Researchers are still trying to identify the factors that affect migraine and to determine the most effective methods of treating and preventing these headaches.
A study conducted recently found that diets that were high in B vitamin thiamine are associated with a lower chance of developing migraine.
The Migraine headaches can be extremely painful and hard to manage.
The exact symptoms and duration vary for each individual affected.
Experts are working hard to discover the reasons why migraine headaches occur and what preventative steps individuals should take.
Headache A journal of Head and Face Pain
There is evidence that eating an ingredient known as the B vitamin thiamine can aid in preventing migraines for some people.
The information gleaned from this study suggests some sort of protective factor that can aid in improving the outcomes of people who suffer from migraine.
is a neurologic disorder that can cause severe headaches which are usually concentrated to one region of the head.
The pain may be severe and sufferers may have other symptoms like vomiting or nausea. Migraine headaches may be linked to a specific
Stress, for example, or hormonal changes.
Diet is one of the areas that could trigger migraine headaches. But the details are something experts are still trying to comprehend. Certain triggers for food or preventative measures may differ for every person.

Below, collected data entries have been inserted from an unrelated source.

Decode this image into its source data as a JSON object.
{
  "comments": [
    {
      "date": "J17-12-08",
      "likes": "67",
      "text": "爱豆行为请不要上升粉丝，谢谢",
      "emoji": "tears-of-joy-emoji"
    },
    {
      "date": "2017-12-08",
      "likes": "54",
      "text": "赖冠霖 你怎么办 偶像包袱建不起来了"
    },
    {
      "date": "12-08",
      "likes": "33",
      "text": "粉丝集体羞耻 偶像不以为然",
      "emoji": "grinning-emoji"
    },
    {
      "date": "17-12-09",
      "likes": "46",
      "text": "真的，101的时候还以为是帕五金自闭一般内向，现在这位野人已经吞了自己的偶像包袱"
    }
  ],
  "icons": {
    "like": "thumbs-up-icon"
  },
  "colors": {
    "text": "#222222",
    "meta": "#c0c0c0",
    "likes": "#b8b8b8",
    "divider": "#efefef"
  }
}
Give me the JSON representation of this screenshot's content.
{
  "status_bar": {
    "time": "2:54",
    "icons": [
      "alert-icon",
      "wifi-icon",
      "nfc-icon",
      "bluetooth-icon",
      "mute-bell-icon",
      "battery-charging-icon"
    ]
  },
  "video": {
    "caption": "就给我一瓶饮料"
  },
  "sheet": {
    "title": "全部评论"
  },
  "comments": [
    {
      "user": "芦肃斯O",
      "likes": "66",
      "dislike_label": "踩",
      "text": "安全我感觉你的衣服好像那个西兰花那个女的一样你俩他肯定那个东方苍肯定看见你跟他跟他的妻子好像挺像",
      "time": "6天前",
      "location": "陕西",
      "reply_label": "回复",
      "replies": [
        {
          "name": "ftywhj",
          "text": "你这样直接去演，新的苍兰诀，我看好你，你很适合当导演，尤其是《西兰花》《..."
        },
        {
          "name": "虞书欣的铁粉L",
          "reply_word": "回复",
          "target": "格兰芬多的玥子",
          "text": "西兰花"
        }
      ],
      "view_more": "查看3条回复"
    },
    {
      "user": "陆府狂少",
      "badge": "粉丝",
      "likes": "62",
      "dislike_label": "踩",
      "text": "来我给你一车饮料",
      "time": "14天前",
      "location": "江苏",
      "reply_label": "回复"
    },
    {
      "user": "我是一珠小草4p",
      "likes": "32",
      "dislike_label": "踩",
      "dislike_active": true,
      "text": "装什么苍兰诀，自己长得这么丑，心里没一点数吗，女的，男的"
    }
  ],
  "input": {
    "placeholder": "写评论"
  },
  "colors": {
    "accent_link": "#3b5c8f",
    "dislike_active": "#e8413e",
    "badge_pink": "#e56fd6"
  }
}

Dr. Clifford Segil, DO neurologist at Providence Saint John’s Health Center in California has provided a few instances of this to Medical News Today:
“Dietary triggers are common in migraine. Foods like cheese, wine and caffeine can cause migraine headaches. I encourage patients at their first visit to keep a journal of their headache to determine if they are taking any medications that cause headaches. Caffeine is a stimulant that can cause and assist with headaches as well, which is why it’s difficult to know the cause of or eases headaches.”
Individuals suffering from migraines might collaborate with their doctor as well as other specialists to pinpoint the triggers for headaches.
As more information is revealed concerning the link with diet, and headaches the clinical guidelines regarding treatment might be modified.
Researchers in the latest study studied the connection with two B vitamins, namely thiamine (vitamin B1)) and the riboflavin (vitamin B2) and the possibility headaches that are severe. headaches or migraine.
Researchers examined the data of participants of this survey. National Health and Nutrition Examination Survey (
) between 1999 and 2004 for their cross-sectional research.
More than 13,000 people for their analysis. Of the participants 2,745 of them had suffered from an extreme migraine or headache within the last three months. Researchers studied the intake of dietary the thiamine and riboflavin in studying data gathered from computer-aided interviews with participants.
T hey took into account a variety of variables, such as participants age, lifestyle and demographics as well as the presence of comorbidities.
Researchers found that higher levels of thiamine consumed was associated with lower risk of suffering from migraine. This was especially the case for female participants. The researchers didn’t find any significant decrease in the risk of developing a disease due to the riboflavin.
Professor. James Giordano, a professor of biochemistry and neurology of the Georgetown University Medical Center in Washington, D.C., who was not part of the research, attributed the following in the study of the MNT:
“This study provides significant evidence to prove that nutritional factors may be significant in the onset of migraine headache. It is noteworthy the fact that this study revealed the statistically significant role played by Thiamine (vitamin B-1) in the prevention of migraine. Thiamine is known to be particularly crucial in controlling brain levels of serotonin, a neurotransmitter Serotonin levels are lowered, and abnormalities in its function are directly linked to the pathophysiology behind migraine.”
The study does have limitations.
The first is that the data relies on the self-reporting of participants, which is often in error. For example, when looking at the severity of migraine it is possible to assume that those who have reported severe headaches likely had migraine. The 24-hour recall technique also is susceptible to mistakes in the data collection.
Additionally the interviews did not contain questions about any digestive diseases, and the researchers didn’t look into the dietary habits of people.
Researchers did not also study the intake of nutritional supplements which could have had an impact on the intake of thiamine or Riboflavin.
Additionally, there is the possibility of mistakes due to the methods of analysis employed. This kind of study is not able to prove the absence of thiamine is responsible for migraine.
In the end, the study highlights the effect thiamine could be having on migraine headaches. It may open the way to further studies on this subject and then give specific clinical guidelines.
Giordano reported the following:
“Taken together it is possible that thiamine can be an effective dietary supplement to migraine sufferers who are moderately or mildly magnesium deficient or suffer from metabolic disorders of magnesium and calcium metabolism.”
H e also outlined the following areas of need for ongoing study:
“While studies are definitely interesting and valuable further studies must be conducted to discover the specific functions of Thiamine as well as other vitamin co-factors that could prove beneficial clinically in decreasing or preventing headache.”